In the meantime, Jonathan Tannen at Sixty-Six Wards has some early analysis of the demographic and political leanings of all ten Council districts as of 2020, with some inferences about where some might need to pick up or shed turf to get to equal population levels.
In addition to population and demographic data, Tannen also looks at how each District voted in a couple of high-profile primaries that split the city—the 2016 primary between Hillary Clinton and Bernie Sanders, and the 2017 District Attorney primary—as a way of getting at the ideological valence of different parts of districts.
(Images: Jonathan Tannen, Sixty-Six Wards)
One unresolved issue is how much wiggle room Council will have when it comes to equalizing population. Tannen says they will try to equalize population within 5%, but other election experts have cited 10% as an upper bound. A new article by Katie Meyer at WHYY cites the 10% number.
“The only official criteria the Philadelphia Home Rule Charter gives are that the map must “consist of a ward or contiguous wards containing as nearly as possible the population factor obtained by dividing the City’s population at the preceding decennial census by ten.” That just means all the districts have to be connected, there must be 10 of them, and all must have roughly the same number of people in them. Generally, a population deviation of 10% or less is considered close enough in local redistricting."

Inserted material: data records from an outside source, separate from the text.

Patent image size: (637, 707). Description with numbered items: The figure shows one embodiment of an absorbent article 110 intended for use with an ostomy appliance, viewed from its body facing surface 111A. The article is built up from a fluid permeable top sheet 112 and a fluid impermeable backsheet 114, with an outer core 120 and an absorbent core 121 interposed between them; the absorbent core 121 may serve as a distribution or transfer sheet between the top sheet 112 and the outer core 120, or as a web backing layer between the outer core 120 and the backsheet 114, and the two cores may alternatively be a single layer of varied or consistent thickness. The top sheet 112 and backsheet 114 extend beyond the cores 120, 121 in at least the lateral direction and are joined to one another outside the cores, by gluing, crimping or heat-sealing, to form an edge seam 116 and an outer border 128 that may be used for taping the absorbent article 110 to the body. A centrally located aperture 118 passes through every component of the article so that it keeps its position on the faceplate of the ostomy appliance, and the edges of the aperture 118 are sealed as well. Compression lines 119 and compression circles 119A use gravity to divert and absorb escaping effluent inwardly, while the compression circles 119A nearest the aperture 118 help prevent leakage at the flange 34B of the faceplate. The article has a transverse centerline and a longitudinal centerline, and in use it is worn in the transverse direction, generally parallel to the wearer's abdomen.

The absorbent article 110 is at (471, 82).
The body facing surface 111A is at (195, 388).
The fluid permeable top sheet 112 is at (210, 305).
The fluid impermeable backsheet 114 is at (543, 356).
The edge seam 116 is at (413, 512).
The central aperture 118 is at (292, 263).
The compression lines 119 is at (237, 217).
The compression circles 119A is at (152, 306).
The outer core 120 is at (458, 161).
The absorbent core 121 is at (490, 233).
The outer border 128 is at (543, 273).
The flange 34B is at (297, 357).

That matters because 5% would end up requiring more boundary shifts, since most districts now are within the 10% range. The mapping technology of 2021 allows for enough precision that it should be possible to get very close to perfectly equal populations, and there isn’t a very good reason other than incumbent protection to allow more than 5% as an upper bound.
In fact, since the Mayor has a veto to use here, one way for Mayor Kenney to use his influence would be to announce early on that he’ll veto any map with more than 5% deviation between districts. There aren’t many direct ways for the Mayor’s office to influence this process, but the best way to try and establish some guardrails would be to make it clear to Council right at the outset what they need to do to avoid a veto showdown.
Meyer also flags an unintended problem that’s going to come up where, because District Council members have been abusing Councilmanic Prerogative to create District-wide zoning overlays, redrawing the Council district boundaries will also rezone people’s land at the same time.
The land-use question has gotten more complicated since the last round of redistricting. Council has imposed four district-specific zoning overlays — across the 4th, 5th, 8th, and 9th districts — and because that kind of bespoke building requirement has never before been in place over entire districts during a round of redistricting, it’s unclear if the requirements will simply conform to new district lines, stay within the old district, or become moot.
“Especially in those communities that are changing, or are close to areas that are changing, land use decisions are a big part of this,” said Christmas. “And for example, if there’s a neighborhood or community that split across two or three different districts, they will have a more difficult time advocating for the sort of development or the sort of changes or lack thereof in the community that they may want to see.”
This problem really underscores the absurdity of how some District Councilmembers have been abusing the concept of a zoning overlay, as it shows pretty clearly that the overlay regulations don't really have any relationship to the problems of a particular geographic area, and are simply being applied arbitrarily to an area where an elected official happens to have the power to enact them. And when those district boundaries are drawn, the area subject to the regulations shifts too.
The whole situation calls out for state intervention to prevent local officials from enacting these kinds of over-broad regulations, and require a much tighter relationship between the regulation and the specific harm being addressed. This will be the first round of redistricting to have to deal with this District overlays problem, and it will be a fascinating legal question to watch play out between now and February.